田玉轩总算回过点神来,点头道:“你说的是,咱家厨子可是当年北周的御厨,如今更是学会了炒菜的本事,难不成隔壁还能请到更厉害的不成?”
“夫君,都要开张了,你得给酒楼取个名字啊。”
搬东西定然用不着秦风亲自到场,所以今天根本就没过去,听到自家婆娘的话,一脸恶趣味道:“不如叫天上人间如何?”
“这个名字好!”
刘婉婷一脸兴奋道:“反正叫什么都比叫宝宏酒家强。”
“嗯?”
秦风一听这话,顿时从床上蹦了起来,一把抱住自家婆娘道:“你是不是对夫君我起的名字有什么意见?宝宏怎么也比来宾楼、万花楼之类的强吧?”
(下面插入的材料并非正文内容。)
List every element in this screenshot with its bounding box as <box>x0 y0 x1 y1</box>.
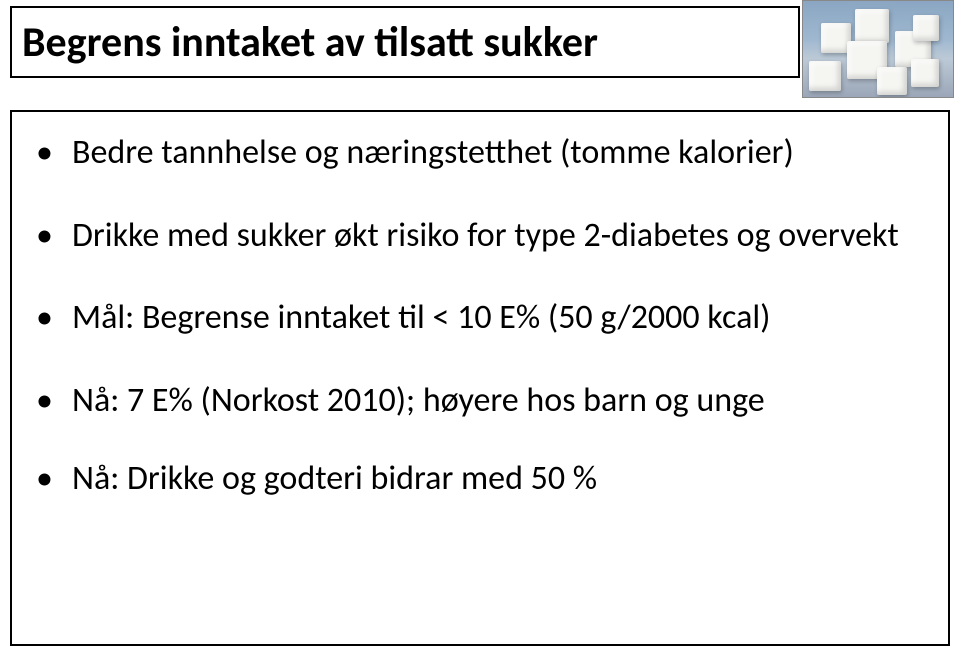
content-container: Bedre tannhelse og næringstetthet (tomme… <box>10 110 950 646</box>
sugar-cubes-image <box>802 0 954 98</box>
bullet-item: Nå: 7 E% (Norkost 2010); høyere hos barn… <box>30 380 930 423</box>
slide-title: Begrens inntaket av tilsatt sukker <box>22 17 598 68</box>
bullet-item: Mål: Begrense inntaket til < 10 E% (50 g… <box>30 297 930 340</box>
bullet-text: Nå: 7 E% (Norkost 2010); høyere hos barn… <box>72 380 765 421</box>
bullet-text: Nå: Drikke og godteri bidrar med 50 % <box>72 458 597 499</box>
bullet-item: Drikke med sukker økt risiko for type 2-… <box>30 215 930 258</box>
bullet-text: Mål: Begrense inntaket til < 10 E% (50 g… <box>72 297 770 338</box>
title-container: Begrens inntaket av tilsatt sukker <box>10 6 800 78</box>
bullet-list: Bedre tannhelse og næringstetthet (tomme… <box>30 132 930 501</box>
bullet-text: Bedre tannhelse og næringstetthet (tomme… <box>72 132 794 173</box>
bullet-item: Bedre tannhelse og næringstetthet (tomme… <box>30 132 930 175</box>
bullet-item: Nå: Drikke og godteri bidrar med 50 % <box>30 458 930 501</box>
bullet-text: Drikke med sukker økt risiko for type 2-… <box>72 215 899 256</box>
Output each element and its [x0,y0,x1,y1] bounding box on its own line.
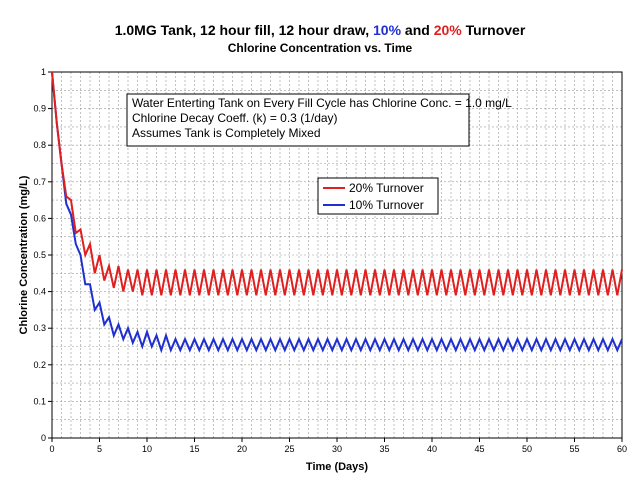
axis-ticks: 0 5 10 15 20 25 30 35 40 45 50 55 60 0 0.1 0.2 0.3 0.4 0.5… [33,67,627,454]
y-axis-label: Chlorine Concentration (mg/L) [18,175,30,334]
y-tick-label: 0.5 [33,250,46,260]
y-tick-label: 0.7 [33,177,46,187]
x-tick-label: 55 [569,444,579,454]
title-pct10: 10% [373,22,402,38]
y-tick-label: 0.8 [33,140,46,150]
x-tick-label: 20 [237,444,247,454]
x-axis-label: Time (Days) [306,461,368,473]
annotation-line-3: Assumes Tank is Completely Mixed [132,126,321,140]
y-tick-label: 0.2 [33,360,46,370]
annotation-box: Water Enterting Tank on Every Fill Cycle… [126,93,512,147]
x-tick-label: 25 [284,444,294,454]
y-tick-label: 0 [41,433,46,443]
annotation-line-1: Water Enterting Tank on Every Fill Cycle… [132,96,512,110]
series-line-10-turnover [51,71,623,354]
series-lines [51,71,623,354]
legend-box [317,177,439,215]
annotation-line-2: Chlorine Decay Coeff. (k) = 0.3 (1/day) [132,111,338,125]
x-tick-label: 30 [332,444,342,454]
y-tick-label: 0.6 [33,213,46,223]
x-tick-label: 45 [474,444,484,454]
y-tick-label: 0.1 [33,396,46,406]
x-tick-label: 60 [617,444,627,454]
x-tick-label: 10 [142,444,152,454]
x-tick-label: 40 [427,444,437,454]
x-tick-label: 35 [379,444,389,454]
y-tick-label: 0.4 [33,287,46,297]
x-tick-label: 5 [97,444,102,454]
x-tick-label: 50 [522,444,532,454]
y-tick-label: 1 [41,67,46,77]
series-line-20-turnover [51,71,623,296]
y-tick-label: 0.3 [33,323,46,333]
chart-title: 1.0MG Tank, 12 hour fill, 12 hour draw, … [0,22,640,38]
title-part2: Turnover [461,22,526,38]
x-tick-label: 15 [189,444,199,454]
legend-label-20-turnover: 20% Turnover [349,181,424,195]
title-part1: 1.0MG Tank, 12 hour fill, 12 hour draw, [114,22,373,38]
title-pct20: 20% [433,22,462,38]
legend-label-10-turnover: 10% Turnover [349,198,424,212]
legend: 20% Turnover 10% Turnover [317,177,439,215]
annotation-border [126,93,470,147]
x-tick-label: 0 [49,444,54,454]
y-tick-label: 0.9 [33,104,46,114]
title-and: and [401,22,434,38]
chart-subtitle: Chlorine Concentration vs. Time [227,41,413,55]
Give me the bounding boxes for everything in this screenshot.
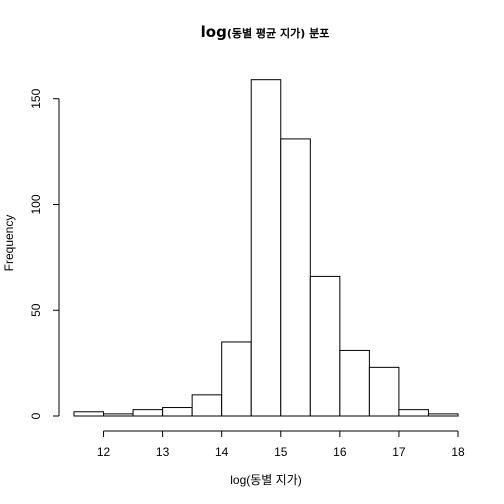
histogram-bar xyxy=(309,275,341,417)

刘婉婷连忙挣扎道:“夫君快放开,你可是斗酒之后诗百篇的大才,起得名字定然比旁人要好的。”
“这还差不多。”
打闹一阵之后,秦风觉得这个在后世颇有歧义的名字其实还不错,便着手命人去打造匾额。
“少爷,要不您亲自来写如何?”
秦华大概觉得自家少爷是天底下最有文采的人,写个匾额不过是举手之劳罢了,怎么都比那些无名之辈要来得强。
“少爷?”
秦华脸色有点不自然,写诗什么的倒还罢了,他好歹是个正儿八经的大学生,肚子里存货不少,可这写字...
他那狗爬能看吗?
秦风顾左右而言他道:“民以食为天,少爷我去请一个人来写,定然效果卓绝!”
说完,秦风根本没再给秦华开口的机会,飞快地跨上他那匹大花马就一溜烟跑了。
第二百八十七章 墨宝
眼瞅着年关将近,再加上南征的日子越来越近,民部上下就如同一台上足发条的机械一般,就没有停下来的时候。
苏威更忙了,身兼民部尚书和京兆尹的他每日忙得恨不得把自己劈成两半,而这个时候给他添乱的杨坚被受到了果断的拒绝。
“陛下,年关将近,钱粮吃紧啊!”
苏威脑袋摇得跟拨浪鼓一样,断然拒绝道:“陛下应当知晓我大隋并不富裕,臣如今得调配南征将士的钱粮,北方也有可能在明年用兵,臣不得不早做准备,实在是没有钱粮给陛下兴修殿宇。”
大兴宮自杨坚登位时便开始修建,到如今三四年的时间过去了依旧没有完工,杨坚本来是准备给自己新修一座偏殿,可没想到在苏威这碰了钉子。
不过严格来说,大隋能撑下来这么多年,苏威功不可没。
大隋穷,这句话不只是说说而已,这个年头的财富大多集中在世家大族的手中,若是没有苏威把持大隋钱袋子的话,只怕大隋的财政早就跨了。
所以纵然心有不甘,杨坚也只能把这口气忍下去,挥手赶人道:“卿且去!”
“臣告退。”
等苏威的身影消失在视线中后,余怒未消的杨坚没好气道:“朕节俭如斯,不过想修座偏殿而已,竟然也要看臣子的脸色吗?”
没人敢开口,就连刘哲明都不敢得罪苏威,他十分清楚,这个大隋可以少了高颎,可以少了杨素,唯独苏威,无论如何都少不得。
当年若不是苏威着手制定开皇律,更是殚精竭虑把持着大隋钱袋子的话,只怕大隋能不能有今天都得两说。
这也是苏威能够荣登‘四贵’,甚至教导太子和晋王的根本原因,所以纵然刘哲明再狂妄,也不敢得罪这位,否则在他和苏威之间,用脚后跟想都知道杨坚会选择谁。
同样满腹怨气的苏威在回到民部以后就看见了悠闲的秦风,顿时没好气道:“你来作甚?”